I worry about this tendency to argue for stasis as if we are entitled to have everything we love stick around forever and never, ever, ever change. I get why people do it; I do it myself. When I fall in love with something, I want more of that thing. I want the enormous Harry Potter encyclopedia of which JK Rowling has several times spoken. I want the team behind Emma Approved to never stop making web series adaptations of classic novels by women. But actually, much more than I want infinity more of the same thing I loved before, I want creators of art to have the freedom to make art that lights them up, even knowing that what excites them may bore me, even knowing that some of their attempts will fail and I will be disappointed. I want them to be able to make the art that matches their vision. My vision of what their art should be is irrelevant.

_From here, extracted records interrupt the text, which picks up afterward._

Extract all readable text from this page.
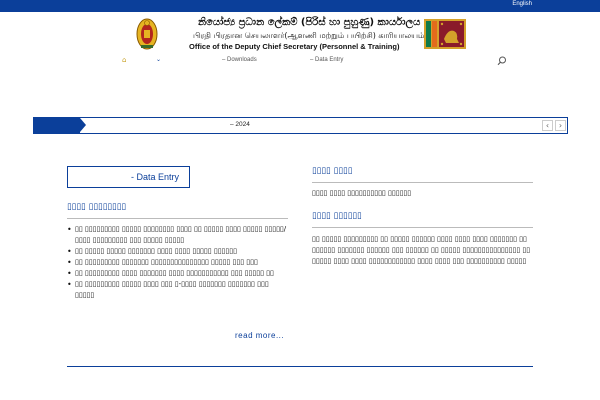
English
නියෝජ්‍ය ප්‍රධාන ලේකම් (පිරිස් හා පුහුණු) කාර්යාලය
பிரதி பிரதான செயலாளர்(ஆளணி மற்றும் பயிற்சி) காரியாலயம்
Office of the Deputy Chief Secretary (Personnel & Training)
⌂	⌄	– Downloads	– Data Entry
– 2024	‹	›
- Data Entry
▯▯▯▯ ▯▯▯▯▯▯▯▯
• ▯▯ ▯▯▯▯▯▯▯▯▯ ▯▯▯▯▯ ▯▯▯▯▯▯▯▯ ▯▯▯▯ ▯▯ ▯▯▯▯▯ ▯▯▯▯ ▯▯▯▯▯ ▯▯▯▯▯/ ▯▯▯▯ ▯▯▯▯▯▯▯▯▯ ▯▯▯ ▯▯▯▯▯ ▯▯▯▯▯
• ▯▯ ▯▯▯▯▯ ▯▯▯▯▯ ▯▯▯▯▯▯▯ ▯▯▯▯ ▯▯▯▯ ▯▯▯▯▯ ▯▯▯▯▯▯
• ▯▯ ▯▯▯▯▯▯▯▯▯ ▯▯▯▯▯▯▯ ▯▯▯▯▯▯▯▯▯▯▯▯▯▯▯ ▯▯▯▯▯ ▯▯▯ ▯▯▯
• ▯▯ ▯▯▯▯▯▯▯▯▯ ▯▯▯▯ ▯▯▯▯▯▯▯ ▯▯▯▯ ▯▯▯▯▯▯▯▯▯▯▯ ▯▯▯ ▯▯▯▯▯ ▯▯
• ▯▯ ▯▯▯▯▯▯▯▯▯ ▯▯▯▯▯ ▯▯▯▯ ▯▯▯ ▯-▯▯▯▯ ▯▯▯▯▯▯▯ ▯▯▯▯▯▯▯ ▯▯▯ ▯▯▯▯▯
read more...
▯▯▯▯ ▯▯▯▯
▯▯▯▯ ▯▯▯▯ ▯▯▯▯▯▯▯▯▯▯ ▯▯▯▯▯▯
▯▯▯▯ ▯▯▯▯▯▯
▯▯ ▯▯▯▯▯ ▯▯▯▯▯▯▯▯▯ ▯▯ ▯▯▯▯▯ ▯▯▯▯▯▯ ▯▯▯▯ ▯▯▯▯ ▯▯▯▯ ▯▯▯▯▯▯▯ ▯▯ ▯▯▯▯▯▯ ▯▯▯▯▯▯▯ ▯▯▯▯▯▯ ▯▯▯ ▯▯▯▯▯▯ ▯▯ ▯▯▯▯▯ ▯▯▯▯▯▯▯▯▯▯▯▯▯▯▯ ▯▯ ▯▯▯▯▯ ▯▯▯▯ ▯▯▯▯ ▯▯▯▯▯▯▯▯▯▯▯▯ ▯▯▯▯ ▯▯▯▯ ▯▯▯ ▯▯▯▯▯▯▯▯▯▯ ▯▯▯▯▯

That doesn’t mean that I won’t say, for instance, Boo. A Casual Vacancy was tedious and miserable. But I’ll try to remember not to say, Boo. A Casual Vacancy bore an insufficient resemblance to the Harry Potter books. A Casual Vacancy is nothing to do with my experience of the Harry Potter books. JK Rowling made the Harry Potter books, and I super super loved them and they shaped my whole adolescence. The correct response to that is not, I deserve more of this, but rather, lucky me.
My conclusion from all this thinking turned out to be very small and obvious: Given that you are not owed art in the first place (art is only ever a gift), it is silly and mean to fuss at the artist for failing to conform to your expectations. I want fandoms (including myself) not to forget the feeling of Lucky me; and especially lucky me when it’s something indie and strange like Welcome to Night Vale or Emma Approved, where it really is tremendously lucky that so many people — for love, not for money — have devoted their time and energy to making this thing we love. I want gratitude to have a place at the table.